Un jour, un mot: paix

« Vouloir être calme, c’est ne jamais pouvoir être en paix. » Dixit Fabrice Midal, dans son livre : « Foutez-vous la paix ! ».

Étrange à priori, non ? À l’heure où les magazines, les émissions de toute sorte, les podcasts et autres nous vantent, quasi en boucle, les mérites d’être calme !

Fabrice Midal remet en cause cette injonction selon laquelle il est bien de garder son calme en toutes circonstances. Pourquoi ? En résumé, être calme tout le temps est contre nature ! Être calme sous-entend « se contrôler et ne jamais exprimer trop vivement sa colère ou son chagrin, sa joie ou ses envies. » Être calme semble une promesse attirante au premier abord, mais elle recèle un véritable processus de coercition qui nous interdit d’être ce que nous sommes : des êtres humains vivants, changeants et remplis d’émotions.

La société et certaines constructions sociales raffolent de cette croyance qu’une personne calme est forcément gentille, serviable, rassurante, prévenante, dévouée et … capable de se maîtriser ! « Ce calme que l’on nous vante est aux antipodes de la vie. » Pourquoi ? Car vouloir passer à côté de ses émotions, de la vie et des expériences que l’existence nous amène va à l’encontre même de la réalité.
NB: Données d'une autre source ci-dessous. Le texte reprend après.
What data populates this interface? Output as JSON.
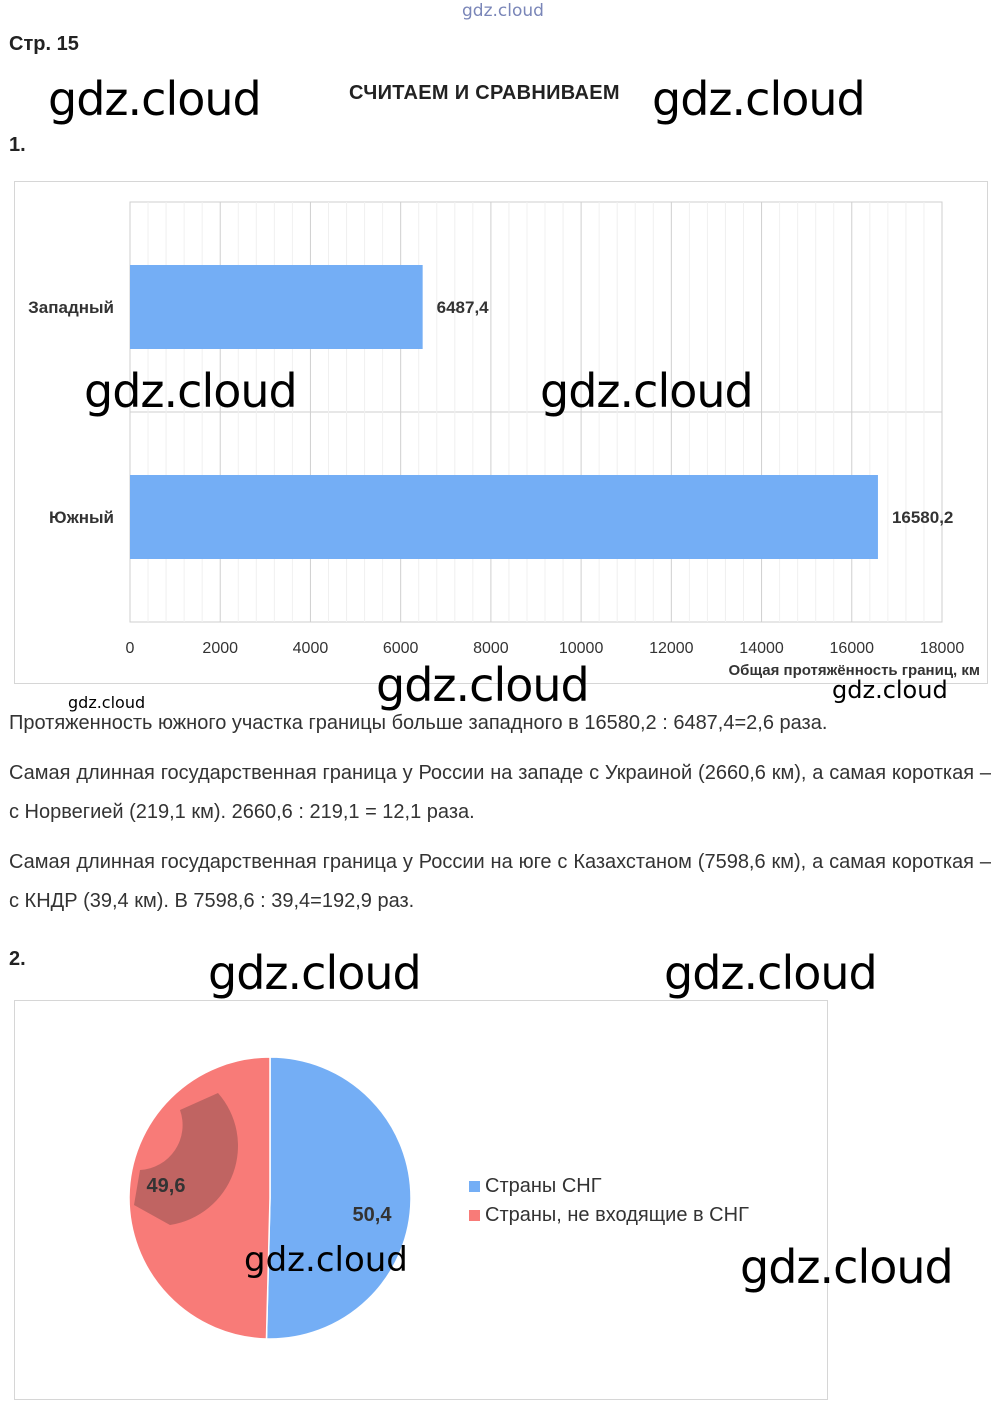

Alors, comment la paix peut-elle nous sortir de cette impasse ? La paix « n’implique pas de se prémunir du tumulte des émotions, de la vie, des vagues et même des roulis ; au contraire, elle les intègre dans son amplitude. » C’est justement le fait d’inclure nos émotions dans notre vie qui va nous permettre d’être en paix !

Le mot paix « est issu de la vieille racine indo-européenne pehg que l’on retrouve dans le latin pax mais surtout dans le verbe pango et dans le grec pégnumi et qui signifie réparer, ajuster et travailler. » La paix implique donc un effort pour reconnaître, accueillir et entrer en rapport avec l’ensemble de sa réalité ; que cette réalité comprenne de la rage, de la douleur, de la tristesse ou du bonheur et de la joie. Lorsqu’on reconnaît une émotion, on ne l’escamote pas, on ne l’étouffe, on lui fait de la place pour être présent·e à elle. Lorsqu’on est en paix, on ne juge plus cette émotion, on ne lui donne pas l’ordre de se calmer ou même de partir, on se synchronise avec elle et on vit ce qui est.

Lorsque vous prenez conscience qu’accueillir plutôt que de contrôler ou pire de cacher vos émotions est une étape cruciale pour arrêter de faire semblant et de vous connecter avec qui vous êtes, une nouvelle vie s’ouvre à vous. Les premiers pas vers cette paix vont vous permettre d’arrêter du culpabiliser parce que vous n’arrivez pas à à montrer régulièrement une façade lisse et donc socialement adaptée ; c’est aussi assumer de ne pas toujours être gentil·le ; c’est oser dire NON, exprimer un avis divergent ; c’est ne plus craindre d’avoir tort et de faire des vagues.

Magique, n’est-il pas ? Pour aller plus loin, je vous conseille évidemment, le livre de Fabrice Midal : « Foutez-vous la paix ! Et commencez à vivre ».